As a teenager, Hiens said he mocked Christianity and wanted nothing to do with it. At 16, he accepted Christ at a youth Bible study.

"It was the fellowship, warmth and love of other teenagers that kept drawing me back and allowed me sit under God honored teaching," he added.

Hiens acknowledged the call to preach when he was a senior in high school.

"I attended Camp Centrifuge in North Carolina and that is where God called me to the ministry," he said.

Born in Lexington, Ky., the pastor moved to Jackson, Tenn., in 1999 and graduated from Union University with a degree in student ministries and a minor in family studies.

The pastor and his wife Cherry met at college. Cherry majored in Christian studies and minored in physical education.

"I was adopted by a minister at age 4 and grew up in a Christian home in Greenville, Miss.," she said. "I had head knowledge, but not heart knowledge.
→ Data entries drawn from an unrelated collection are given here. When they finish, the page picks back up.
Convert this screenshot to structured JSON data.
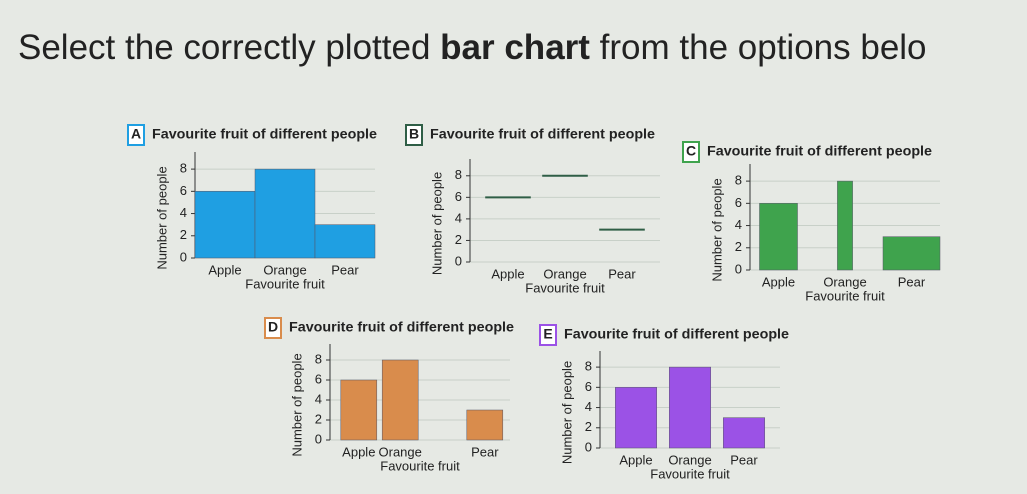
{
  "question": [
    "Select the correctly plotted ",
    "bar chart",
    " from the options belo"
  ],
  "chart_data": [
    {
      "type": "bar",
      "label": "A",
      "title": "Favourite fruit of different people",
      "x_label": "Favourite fruit",
      "y_label": "Number of people",
      "categories": [
        "Apple",
        "Orange",
        "Pear"
      ],
      "values": [
        6,
        8,
        3
      ],
      "color": "#1f9fe2",
      "ylim": [
        0,
        9
      ],
      "yticks": [
        0,
        2,
        4,
        6,
        8
      ],
      "grid": true
    },
    {
      "type": "bar",
      "label": "B",
      "title": "Favourite fruit of different people",
      "x_label": "Favourite fruit",
      "y_label": "Number of people",
      "categories": [
        "Apple",
        "Orange",
        "Pear"
      ],
      "values": [
        6,
        8,
        3
      ],
      "color": "#2f5e46",
      "ylim": [
        0,
        9
      ],
      "yticks": [
        0,
        2,
        4,
        6,
        8
      ],
      "grid": true
    },
    {
      "type": "bar",
      "label": "C",
      "title": "Favourite fruit of different people",
      "x_label": "Favourite fruit",
      "y_label": "Number of people",
      "categories": [
        "Apple",
        "Orange",
        "Pear"
      ],
      "values": [
        6,
        8,
        3
      ],
      "color": "#3fa34d",
      "ylim": [
        0,
        9
      ],
      "yticks": [
        0,
        2,
        4,
        6,
        8
      ],
      "grid": true
    },
    {
      "type": "bar",
      "label": "D",
      "title": "Favourite fruit of different people",
      "x_label": "Favourite fruit",
      "y_label": "Number of people",
      "categories": [
        "Apple",
        "Orange",
        "Pear"
      ],
      "values": [
        6,
        8,
        3
      ],
      "color": "#d98c4c",
      "ylim": [
        0,
        9
      ],
      "yticks": [
        0,
        2,
        4,
        6,
        8
      ],
      "grid": true
    },
    {
      "type": "bar",
      "label": "E",
      "title": "Favourite fruit of different people",
      "x_label": "Favourite fruit",
      "y_label": "Number of people",
      "categories": [
        "Apple",
        "Orange",
        "Pear"
      ],
      "values": [
        6,
        8,
        3
      ],
      "color": "#9b52e6",
      "ylim": [
        0,
        9
      ],
      "yticks": [
        0,
        2,
        4,
        6,
        8
      ],
      "grid": true
    }
  ]
}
Two weeks before I went to Union University, I got saved."

The couple is expecting their first baby in June.

Cherry's talents include singing and piano and she has a passion to teach women what it means to be a godly wife and mother.

"Cherry's support in our ministry is priceless," said her husband.

Hiens has a desire to see High Point Baptist become a global-minded church.

"I believe we will be a church that thinks way beyond the walls of this building, that embraces a community, a nation, and a world with the gospel," he said.

Looking forward, Hiens said he believes that the church will fill its facility and begin to send out and start new churches in the community.

"We plan to meet the needs by day to day relationships - by intentional evangelism, a matter of realizing that every meeting with someone is a mission opportunity," he said.

 The pastor explained that the plan involves learning how to build relationships with the people in your neighborhood or at work, inviting them to church and sharing the difference that Christ has made.

Hiens said that his desire, first and foremost, is to bring glory to the Lord through biblical worship.

"In 2008, our focus will be on prayer and many of the services and special events will be tied into a prayer theme," he said. "The truth is, the only thing that will give a church power is prayer."

In January, the church will move into 40 days of fasting and prayer.

"I am asking people to take one day a week and dedicate it to prayer," said the pastor. "I am asking men to pray like never before as the spiritual leaders of the church."

Hiens' advice to families is to keep Christ at the center.

"It's important to be a family of prayer and for parents to know that ultimately they have the greatest responsibility to teach their children what it means to live for Christ," he said.

High Point Baptist Church offers Sunday school at 9:45 a.m., followed by worship at 11 a.m. and an evening service on Sunday and Wednesday. The community is invited to attend the children's musical on Dec. 9, the adult Christmas musical on Dec. 16 and the candlelight service on Christmas Eve.